Begeistert stimmte man ihr zu: »Machen wir!«, »Eine faszinierende Vorstellung!«, »Großartig«, »Je kindischer, um so besser!«, »Fasching unterm Sternengraus. Jawohl«, stimmte sogar Professor Mirsanow zu, der bisher in vornehmer Zurückhaltung geschwiegen hatte. Der Vorschlag begeisterte einmütig, hatten doch die Möglichkeiten der Unterhaltung und Zerstreuung auf einem Raumschiff trotz voller Datenbank über Malerei, Musik und andere künstlerische Bereiche ihre Grenzen. Ein solches »Höhlenfest« hingegen forderte den eigenen Ideenreichtum und die eigene Aktivität heraus. Es bot die Möglichkeit, mal in andere Rollen zu schlüpfen und nur in Naivität zu schwelgen, statt immer in intellektueller Hybris von Dienst und Forschung angespannt zu sein. Man begann sogleich, Einzelheiten zu besprechen. Sagitta war zufrieden.

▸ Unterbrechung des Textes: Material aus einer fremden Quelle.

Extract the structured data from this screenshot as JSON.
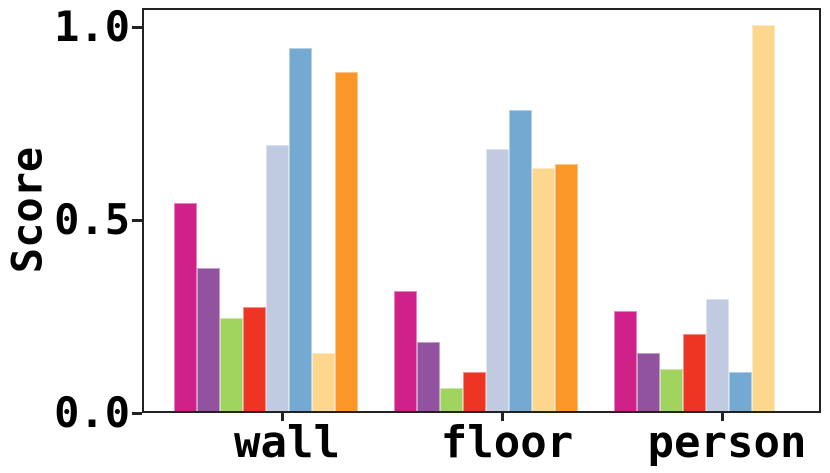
{
  "figure": {
    "background": "#ffffff",
    "spine_color": "#222222",
    "text_color": "#000000"
  },
  "chart_data": {
    "type": "bar",
    "title": "",
    "xlabel": "",
    "ylabel": "Score",
    "categories": [
      "wall",
      "floor",
      "person"
    ],
    "series": [
      {
        "name": "magenta-series",
        "color": "#D02189",
        "values": [
          0.54,
          0.31,
          0.26
        ]
      },
      {
        "name": "purple-series",
        "color": "#9153A0",
        "values": [
          0.37,
          0.18,
          0.15
        ]
      },
      {
        "name": "green-series",
        "color": "#A0D45F",
        "values": [
          0.24,
          0.06,
          0.11
        ]
      },
      {
        "name": "red-series",
        "color": "#EE3524",
        "values": [
          0.27,
          0.1,
          0.2
        ]
      },
      {
        "name": "lavender-series",
        "color": "#C0CBE1",
        "values": [
          0.69,
          0.68,
          0.29
        ]
      },
      {
        "name": "steelblue-series",
        "color": "#74A9D1",
        "values": [
          0.94,
          0.78,
          0.1
        ]
      },
      {
        "name": "paleyellow-series",
        "color": "#FDD78E",
        "values": [
          0.15,
          0.63,
          1.0
        ]
      },
      {
        "name": "orange-series",
        "color": "#FB9629",
        "values": [
          0.88,
          0.64,
          0.0
        ]
      }
    ],
    "yticks": [
      "0.0",
      "0.5",
      "1.0"
    ],
    "ytick_values": [
      0.0,
      0.5,
      1.0
    ],
    "ylim": [
      0,
      1.05
    ],
    "grid": false,
    "legend": "none"
  }
}
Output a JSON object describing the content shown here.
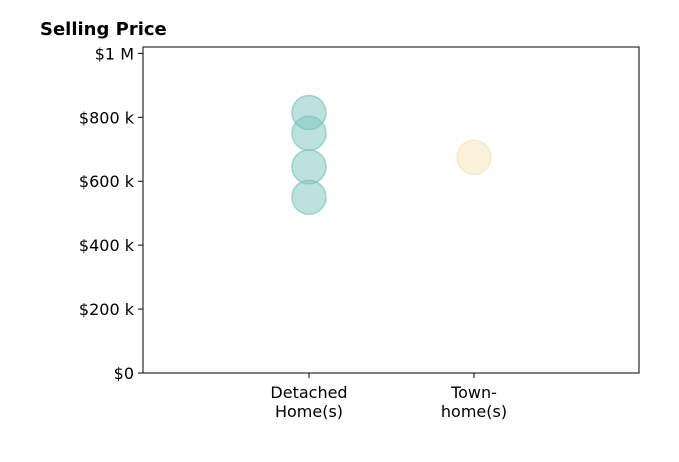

Kioto hatte über Helmfunk mitverfolgt, was man diskutierte. »He! Ihr da in der Steuerzentrale! Ihr werdet es nicht glauben, aber ich habe den Brocken inzwischen aus der Ladebox und aus dem Greifer zu mir in die Kabine heraufgeangelt: Er hat tatsächlich Ähnlichkeit mit einem Faustkeil! Ich meine natürlich nicht, dass er wirklich ein archäologisches Fundstück ist. Das wäre Unsinn. Aber die Form einer steinzeitlichen Faustwaffe hat er, schwärzlich und mit Quarzstreifen durchsetzt, keilförmig.«
Er löste damit erneut großes Hallo aus. »Kommt alle mit!«, rief Ben. »Auf zur Katapultkammer. Empfangen wir Kioto und sehen wir uns den Faustkeil an!«
»Wo ist eigentlich El Durham?«, fragte der Kommandant und sah sich irritiert um.
»Ich habe ihn bei meinem Rundgang gleich nach dem großen Wecken nirgendwo gesehen«, erinnerte sich Sagitta.
»Er hat mich von der Wache im Steuerraum abgelöst, aber verspätet«, berichtete Norbert.
»Wahrscheinlich schläft er wie ein Murmeltier und hat vom großen Wecken nichts bemerkt«, vermutete Filitra.
»Mir fiel in letzter Zeit auf, dass er seine Aufgaben hier an Bord nicht mehr ernst nimmt«, bemerkte Ben. »Es könnte sein, dass ihn eines der Weltraumsyndrome, der Fatalismus, quält.«
Mirsanow erbot sich, gleich bei ihm nachzusehen.